A team of scientists has identified the complex process by which materials are shaped and ultimately dissolved by surrounding water currents. The study, conducted by researchers at NYU's Courant Institute of Mathematical Sciences and Florida State University, appears in the Journal of Fluid Mechanics.
"How flowing fluids generate unique shapes through erosion or dissolution is complex and fascinating," says Leif Ristroph, an assistant professor at NYU's Courant Institute and the paper's senior author.
The researchers studied this effect by immersing hard candy in a water current. They found that a peculiar but consistent shape emerges and then persists before eventually vanishing. This same 'sculpture' results regardless of the candy's initial form and the speed of the water flow.
The authors were also surprised to find that their work offers a long-sought answer to a question from childhood: How many licks does it take to reach the center of a lollipop? By formulating a theory for how flows cause dissolving and shrinking, the researchers calculated an estimate of about 1,000 licks.
But the work addresses some serious science, too. Understanding how materials dissolve is at the heart of the chemical and pharmaceutical industries--their products rely on the incorporation of solid compounds into solutions within reactors and within the human body.

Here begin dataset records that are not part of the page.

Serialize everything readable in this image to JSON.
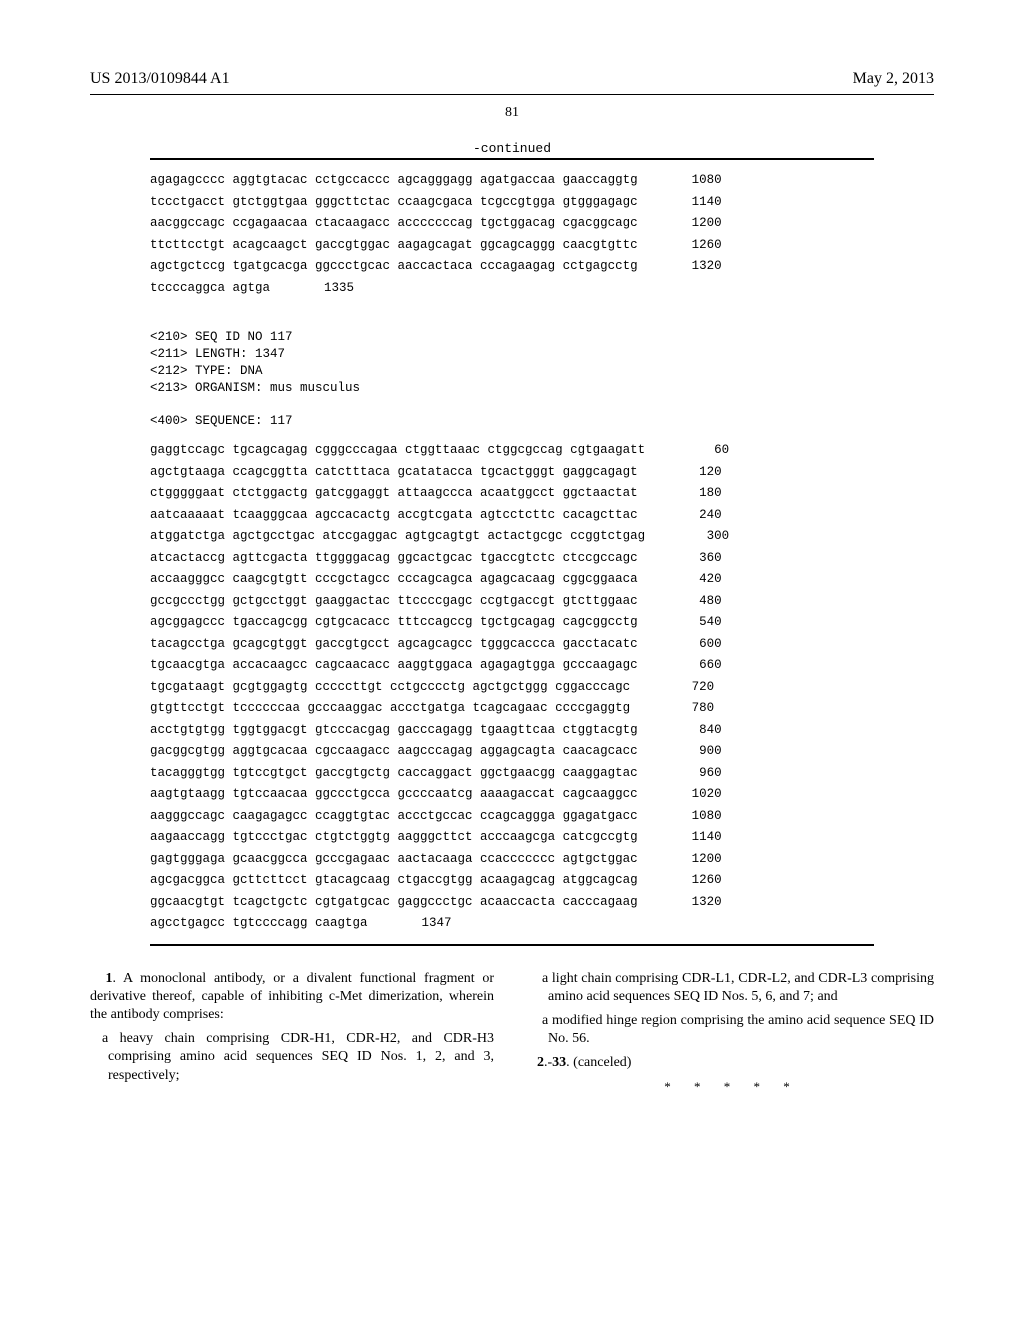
{
  "header": {
    "doc_number": "US 2013/0109844 A1",
    "date": "May 2, 2013"
  },
  "page_number": "81",
  "continued_label": "-continued",
  "seq1": {
    "rows": [
      {
        "t": "agagagcccc aggtgtacac cctgccaccc agcagggagg agatgaccaa gaaccaggtg",
        "n": "1080"
      },
      {
        "t": "tccctgacct gtctggtgaa gggcttctac ccaagcgaca tcgccgtgga gtgggagagc",
        "n": "1140"
      },
      {
        "t": "aacggccagc ccgagaacaa ctacaagacc acccccccag tgctggacag cgacggcagc",
        "n": "1200"
      },
      {
        "t": "ttcttcctgt acagcaagct gaccgtggac aagagcagat ggcagcaggg caacgtgttc",
        "n": "1260"
      },
      {
        "t": "agctgctccg tgatgcacga ggccctgcac aaccactaca cccagaagag cctgagcctg",
        "n": "1320"
      },
      {
        "t": "tccccaggca agtga",
        "n": "1335"
      }
    ]
  },
  "meta": {
    "line1": "<210> SEQ ID NO 117",
    "line2": "<211> LENGTH: 1347",
    "line3": "<212> TYPE: DNA",
    "line4": "<213> ORGANISM: mus musculus",
    "line5": "<400> SEQUENCE: 117"
  },
  "seq2": {
    "rows": [
      {
        "t": "gaggtccagc tgcagcagag cgggcccagaa ctggttaaac ctggcgccag cgtgaagatt",
        "n": "60"
      },
      {
        "t": "agctgtaaga ccagcggtta catctttaca gcatatacca tgcactgggt gaggcagagt",
        "n": "120"
      },
      {
        "t": "ctgggggaat ctctggactg gatcggaggt attaagccca acaatggcct ggctaactat",
        "n": "180"
      },
      {
        "t": "aatcaaaaat tcaagggcaa agccacactg accgtcgata agtcctcttc cacagcttac",
        "n": "240"
      },
      {
        "t": "atggatctga agctgcctgac atccgaggac agtgcagtgt actactgcgc ccggtctgag",
        "n": "300"
      },
      {
        "t": "atcactaccg agttcgacta ttggggacag ggcactgcac tgaccgtctc ctccgccagc",
        "n": "360"
      },
      {
        "t": "accaagggcc caagcgtgtt cccgctagcc cccagcagca agagcacaag cggcggaaca",
        "n": "420"
      },
      {
        "t": "gccgccctgg gctgcctggt gaaggactac ttccccgagc ccgtgaccgt gtcttggaac",
        "n": "480"
      },
      {
        "t": "agcggagccc tgaccagcgg cgtgcacacc tttccagccg tgctgcagag cagcggcctg",
        "n": "540"
      },
      {
        "t": "tacagcctga gcagcgtggt gaccgtgcct agcagcagcc tgggcaccca gacctacatc",
        "n": "600"
      },
      {
        "t": "tgcaacgtga accacaagcc cagcaacacc aaggtggaca agagagtgga gcccaagagc",
        "n": "660"
      },
      {
        "t": "tgcgataagt gcgtggagtg cccccttgt cctgcccctg agctgctggg cggacccagc",
        "n": "720"
      },
      {
        "t": "gtgttcctgt tccccccaa gcccaaggac accctgatga tcagcagaac ccccgaggtg",
        "n": "780"
      },
      {
        "t": "acctgtgtgg tggtggacgt gtcccacgag gacccagagg tgaagttcaa ctggtacgtg",
        "n": "840"
      },
      {
        "t": "gacggcgtgg aggtgcacaa cgccaagacc aagcccagag aggagcagta caacagcacc",
        "n": "900"
      },
      {
        "t": "tacagggtgg tgtccgtgct gaccgtgctg caccaggact ggctgaacgg caaggagtac",
        "n": "960"
      },
      {
        "t": "aagtgtaagg tgtccaacaa ggccctgcca gccccaatcg aaaagaccat cagcaaggcc",
        "n": "1020"
      },
      {
        "t": "aagggccagc caagagagcc ccaggtgtac accctgccac ccagcaggga ggagatgacc",
        "n": "1080"
      },
      {
        "t": "aagaaccagg tgtccctgac ctgtctggtg aagggcttct acccaagcga catcgccgtg",
        "n": "1140"
      },
      {
        "t": "gagtgggaga gcaacggcca gcccgagaac aactacaaga ccaccccccc agtgctggac",
        "n": "1200"
      },
      {
        "t": "agcgacggca gcttcttcct gtacagcaag ctgaccgtgg acaagagcag atggcagcag",
        "n": "1260"
      },
      {
        "t": "ggcaacgtgt tcagctgctc cgtgatgcac gaggccctgc acaaccacta cacccagaag",
        "n": "1320"
      },
      {
        "t": "agcctgagcc tgtccccagg caagtga",
        "n": "1347"
      }
    ]
  },
  "claims": {
    "left_p1_a": "1",
    "left_p1_b": ". A monoclonal antibody, or a divalent functional fragment or derivative thereof, capable of inhibiting c-Met dimerization, wherein the antibody comprises:",
    "left_p2": "a heavy chain comprising CDR-H1, CDR-H2, and CDR-H3 comprising amino acid sequences SEQ ID Nos. 1, 2, and 3, respectively;",
    "right_p1": "a light chain comprising CDR-L1, CDR-L2, and CDR-L3 comprising amino acid sequences SEQ ID Nos. 5, 6, and 7; and",
    "right_p2": "a modified hinge region comprising the amino acid sequence SEQ ID No. 56.",
    "right_p3_a": "2",
    "right_p3_b": ".-",
    "right_p3_c": "33",
    "right_p3_d": ". (canceled)"
  },
  "asterisks": "* * * * *"
}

The work also has relevance in geology--the research links the morphology of eroding and dissolving surfaces to the flows present, which could offer a way to explain the unusual but consistent shapes of landscapes and landforms.
Conducted in NYU's Applied Math Lab, the study involved experiments using pieces of hard candy, cooked up by the researchers and measuring about two inches. Simple shapes, such as spheres or cylinders, were then placed in a water tunnel, which allows for washing of these bodies by well-controlled flows. The researchers captured the change of candy's shape using time-lapse photography and used these measurements to formulate a theory for how flows affect dissolving.
The study was led by Jinzi Huang, a doctoral student at the Courant Institute, and also includes Professor Nicholas Moore of Florida State's Department of Mathematics.